Margolin also hopes to introduce bowling in the Middle School campuses and reintroduce track and field, which was stopped during the Covid-19 pandemic.

“A big area for growth would be the elementary schools,” Margolin said. “There’s so much more we can do. We’re not doing much in Unified except for adaptive Physical Education.”

“I don’t understand why we can’t have elementary bowling, elementary track and field, elementary basketball,” he said.

But the big push, Margolin said, will be in Esports.

Special Olympics NJ has partnered with the Electronic Gaming Federation, and offers competition in an electronic game called Rocket League, which is basically soccer, but played with souped-up sports cars instead of people.

Margolin said he normally has some difficulty in finding coaches for the other Unified sports, but not so when he put the call out for volunteers for Esports.

“The first two days, we had 12 volunteers,” Margolin said. “So that really struck a chord with me, saying hey, we’re on to something with this gaming.”

Margolin said he was initially skeptical when he first started seeing emails about Unified Esports. He said he didn’t think that kids with severe disabilities would be able to participate.

“Then Carolyn sent out another email about this Rocket League, and I said let me take another look at it,” Margolin said. “I found out I was completely wrong. When they game, it puts them on a level playing field with typical progressing students. So once I heard that, and I heard they had some money to spend, I thought, why shouldn’t Franklin kids … benefit from what they have to offer?”

Margolin said he did some research into Esports, and now he “see(s) the writing on the wall.”

“There are currently Esport leagues across the country, there are colleges that have Esport teams, NCAAA certified, and they’re giving out four-year scholarships, full rides,” he said.

“One of the top gamers last year made $7 million competing,” Margolin said.

Margolin said he is taking a different tack in establishing the Esport program at Franklin High School than what was followed in the establishment of other sports.

“We don’t have an Esports team at Franklin High School, we have a Unified Esports team,” he said. “The only way you get involved in gaming at Franklin High School is if you join and go through the Unified Esports team.”

“I don’t want to differentiate; I want to be inclusive,” Margolin said. “That was very important to me.”

There will be scrimmages during the summer, Margolin said, which will give students at FHS and Franklin Middle School – they’ve already formed eight teams between them – some time to get the kinks out of the program before it officially launches in the Fall.
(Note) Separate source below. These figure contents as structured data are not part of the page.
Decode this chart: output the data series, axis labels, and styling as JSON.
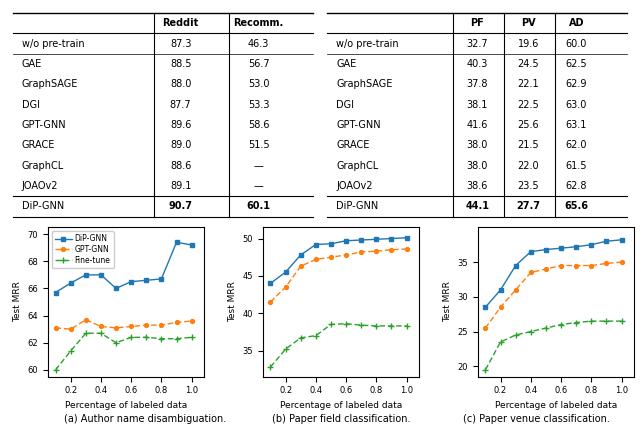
{
  "table1": {
    "headers": [
      "",
      "Reddit",
      "Recomm."
    ],
    "rows": [
      [
        "w/o pre-train",
        "87.3",
        "46.3"
      ],
      [
        "GAE",
        "88.5",
        "56.7"
      ],
      [
        "GraphSAGE",
        "88.0",
        "53.0"
      ],
      [
        "DGI",
        "87.7",
        "53.3"
      ],
      [
        "GPT-GNN",
        "89.6",
        "58.6"
      ],
      [
        "GRACE",
        "89.0",
        "51.5"
      ],
      [
        "GraphCL",
        "88.6",
        "—"
      ],
      [
        "JOAOv2",
        "89.1",
        "—"
      ],
      [
        "DiP-GNN",
        "90.7",
        "60.1"
      ]
    ]
  },
  "table2": {
    "headers": [
      "",
      "PF",
      "PV",
      "AD"
    ],
    "rows": [
      [
        "w/o pre-train",
        "32.7",
        "19.6",
        "60.0"
      ],
      [
        "GAE",
        "40.3",
        "24.5",
        "62.5"
      ],
      [
        "GraphSAGE",
        "37.8",
        "22.1",
        "62.9"
      ],
      [
        "DGI",
        "38.1",
        "22.5",
        "63.0"
      ],
      [
        "GPT-GNN",
        "41.6",
        "25.6",
        "63.1"
      ],
      [
        "GRACE",
        "38.0",
        "21.5",
        "62.0"
      ],
      [
        "GraphCL",
        "38.0",
        "22.0",
        "61.5"
      ],
      [
        "JOAOv2",
        "38.6",
        "23.5",
        "62.8"
      ],
      [
        "DiP-GNN",
        "44.1",
        "27.7",
        "65.6"
      ]
    ]
  },
  "plot_a": {
    "x": [
      0.1,
      0.2,
      0.3,
      0.4,
      0.5,
      0.6,
      0.7,
      0.8,
      0.9,
      1.0
    ],
    "dipgnn": [
      65.7,
      66.4,
      67.0,
      67.0,
      66.0,
      66.5,
      66.6,
      66.7,
      69.4,
      69.2
    ],
    "gptgnn": [
      63.1,
      63.0,
      63.7,
      63.2,
      63.1,
      63.2,
      63.3,
      63.3,
      63.5,
      63.6
    ],
    "finetune": [
      60.0,
      61.4,
      62.7,
      62.7,
      62.0,
      62.4,
      62.4,
      62.3,
      62.3,
      62.4
    ],
    "ylabel": "Test MRR",
    "xlabel": "Percentage of labeled data",
    "ylim": [
      59.5,
      70.5
    ],
    "yticks": [
      60,
      62,
      64,
      66,
      68,
      70
    ],
    "caption": "(a) Author name disambiguation."
  },
  "plot_b": {
    "x": [
      0.1,
      0.2,
      0.3,
      0.4,
      0.5,
      0.6,
      0.7,
      0.8,
      0.9,
      1.0
    ],
    "dipgnn": [
      44.0,
      45.5,
      47.8,
      49.2,
      49.3,
      49.7,
      49.8,
      49.9,
      50.0,
      50.1
    ],
    "gptgnn": [
      41.5,
      43.5,
      46.3,
      47.2,
      47.5,
      47.8,
      48.2,
      48.3,
      48.5,
      48.6
    ],
    "finetune": [
      32.8,
      35.2,
      36.7,
      37.0,
      38.5,
      38.6,
      38.4,
      38.3,
      38.3,
      38.3
    ],
    "ylabel": "Test MRR",
    "xlabel": "Percentage of labeled data",
    "ylim": [
      31.5,
      51.5
    ],
    "yticks": [
      35,
      40,
      45,
      50
    ],
    "caption": "(b) Paper field classification."
  },
  "plot_c": {
    "x": [
      0.1,
      0.2,
      0.3,
      0.4,
      0.5,
      0.6,
      0.7,
      0.8,
      0.9,
      1.0
    ],
    "dipgnn": [
      28.5,
      31.0,
      34.5,
      36.5,
      36.8,
      37.0,
      37.2,
      37.5,
      38.0,
      38.2
    ],
    "gptgnn": [
      25.5,
      28.5,
      31.0,
      33.5,
      34.0,
      34.5,
      34.5,
      34.5,
      34.8,
      35.0
    ],
    "finetune": [
      19.5,
      23.5,
      24.5,
      25.0,
      25.5,
      26.0,
      26.3,
      26.5,
      26.5,
      26.5
    ],
    "ylabel": "Test MRR",
    "xlabel": "Percentage of labeled data",
    "ylim": [
      18.5,
      40
    ],
    "yticks": [
      20,
      25,
      30,
      35
    ],
    "caption": "(c) Paper venue classification."
  },
  "colors": {
    "dipgnn": "#1f77b4",
    "gptgnn": "#ff7f0e",
    "finetune": "#2ca02c"
  }
}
“We can be the test group for it, so that when we roll it out in the Fall, a lot of the kinks are out, and they can take the blueprints of what we went thorough,” he said.

Special Olympics NJ doesn’t make a direct contribution to the district. The FHS Booster Club buys the equipment that is needed, then is reimbursed by the organization, Margolin said.

Margolin said he wants the Unified Sports program to one day rival varsity sports in terms of sports offered and student participation.

“We are in the infancy in terms of the programs we are offering, and the number of kids getting involved,” he said.

The district will offer a four-day Unified Sports camp in July, Margolin said, as a way to get students and staff interested in teh program.

“We’re going to use it as a training orientation session for not only our kids, but for some of the faculty members who might be on the fence,” he said. “Once they see how gratifying it is to the kids, we’ll be able to hook them in.”

“This is like 1 percent of my day, but it’s the best 1 percent of my day,” Margolin said. “And I never thought I would be saying that.”

The district administration is fully behind the project, schools Superintendent John Ravally said.

“I think it’s the neatest thing,” Ravally said. “It is, for lack of a better term, all the rage. ESPN even covers an Egaming league.”

“It’s really become a big deal,” he said. “Our staff, our students, everybody is really excited about it.”